Future North Vancouver museum gets $4 million from Michael Audain

The gallery is set to open in 2017.

A rendering of the future entrance.

The suburban gallery has hosted exhibitions by big name photographers like Andy Warhol.

An internal rendering.

Presentation House gallery has hosted exhibitions by local Vancouver school heavyweights like Stan Douglas.

The North Shore mountains behind Lonsdale Quay.

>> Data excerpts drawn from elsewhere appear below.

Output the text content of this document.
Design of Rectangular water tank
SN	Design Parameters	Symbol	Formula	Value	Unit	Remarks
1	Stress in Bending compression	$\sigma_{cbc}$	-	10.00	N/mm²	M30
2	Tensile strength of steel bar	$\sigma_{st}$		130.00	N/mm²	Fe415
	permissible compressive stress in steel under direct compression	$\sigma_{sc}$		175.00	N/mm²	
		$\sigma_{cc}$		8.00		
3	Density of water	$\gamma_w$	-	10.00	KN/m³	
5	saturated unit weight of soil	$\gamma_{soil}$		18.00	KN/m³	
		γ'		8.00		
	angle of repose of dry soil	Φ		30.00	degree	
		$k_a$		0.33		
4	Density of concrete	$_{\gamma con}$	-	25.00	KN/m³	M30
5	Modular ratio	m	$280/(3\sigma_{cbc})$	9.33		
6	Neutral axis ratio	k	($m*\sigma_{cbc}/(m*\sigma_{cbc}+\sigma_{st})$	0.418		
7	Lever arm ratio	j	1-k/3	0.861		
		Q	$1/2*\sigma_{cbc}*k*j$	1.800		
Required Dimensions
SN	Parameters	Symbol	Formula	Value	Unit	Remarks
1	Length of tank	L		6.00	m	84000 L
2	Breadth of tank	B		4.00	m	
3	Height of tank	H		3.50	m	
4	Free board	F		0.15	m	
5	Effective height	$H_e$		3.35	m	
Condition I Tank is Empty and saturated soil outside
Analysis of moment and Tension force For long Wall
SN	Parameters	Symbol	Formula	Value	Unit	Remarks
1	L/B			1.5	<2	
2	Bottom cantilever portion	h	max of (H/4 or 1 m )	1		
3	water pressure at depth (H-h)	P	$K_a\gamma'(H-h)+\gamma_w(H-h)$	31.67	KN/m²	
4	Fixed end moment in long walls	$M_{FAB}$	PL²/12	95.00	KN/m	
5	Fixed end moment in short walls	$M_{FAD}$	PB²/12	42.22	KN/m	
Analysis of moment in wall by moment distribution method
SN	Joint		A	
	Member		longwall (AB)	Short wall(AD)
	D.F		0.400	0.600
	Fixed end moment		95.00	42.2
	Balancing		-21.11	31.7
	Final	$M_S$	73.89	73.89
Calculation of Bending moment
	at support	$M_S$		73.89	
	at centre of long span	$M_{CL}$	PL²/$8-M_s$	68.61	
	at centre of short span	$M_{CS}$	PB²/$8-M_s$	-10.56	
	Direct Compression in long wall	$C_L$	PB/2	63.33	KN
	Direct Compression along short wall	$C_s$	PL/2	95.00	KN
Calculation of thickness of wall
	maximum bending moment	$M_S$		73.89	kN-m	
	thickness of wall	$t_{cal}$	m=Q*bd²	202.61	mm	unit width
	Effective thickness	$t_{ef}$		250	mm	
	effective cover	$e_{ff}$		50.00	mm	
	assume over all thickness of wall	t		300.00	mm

B.C.’s most generous donor to the arts strikes again

North Vancouver’s future waterfront art museum has moved one step closer to completion with a $4-million gift from developer Michael Audain. The glass-box gallery adjacent to Lonsdale Quay will don the title “The Polygon Gallery” (formerly Presentation House, after its current home in a Victorian off Lonsdale) once it opens in 2017.
 
Like distinguishing West Vancouver, the West End and West Side, the future mark of a Vancouverite might be the ability to differentiate the web of galleries and museums endowed by developer and philanthropist Michael Audain. Besides the Audain Gallery, tucked in the Woodward’s complex, and the Audain Arts Centre at UBC, the future Audain Art Museum—based in large part on a 2011 exhibition of his personal collection at the Vancouver Art Gallery—will open in Whistler next year.
 
The Polygon Gallery, to be housed in a 19,000-sq.-ft. space at the foot of Lonsdale, will offer a new home for the North Vancouver museum, which has developed an international reputation for contemporary photography and media art. Besides exhibitions by local heavyweights like Rodney Graham, Stan Douglas and Ian Wallace, the gallery has also hosted shows with works by Andy Warhol, Diane Arbus and Ansel Adams.
 
“The gift puts us more than half-way to our fundraising goal,” said Stuart McLaughlin, another donor and president of Grouse Mountain Resorts Ltd. With the donation from Audain Foundation and Polygon Homes Ltd., which has residential projects on the North Shore, the gallery is around halfway to its $15-million fundraising goal, which will cover construction costs. It will also make the future Polygon Gallery the most conceivable of the three proposals for an anchor museum at Lonsdale Quay (a proposed national maritime museum, funded by the feds, appears to be dead in water, while the North Vancouver Museum and Archives is still years away from moving into its future home, adjacent to the Polygon site).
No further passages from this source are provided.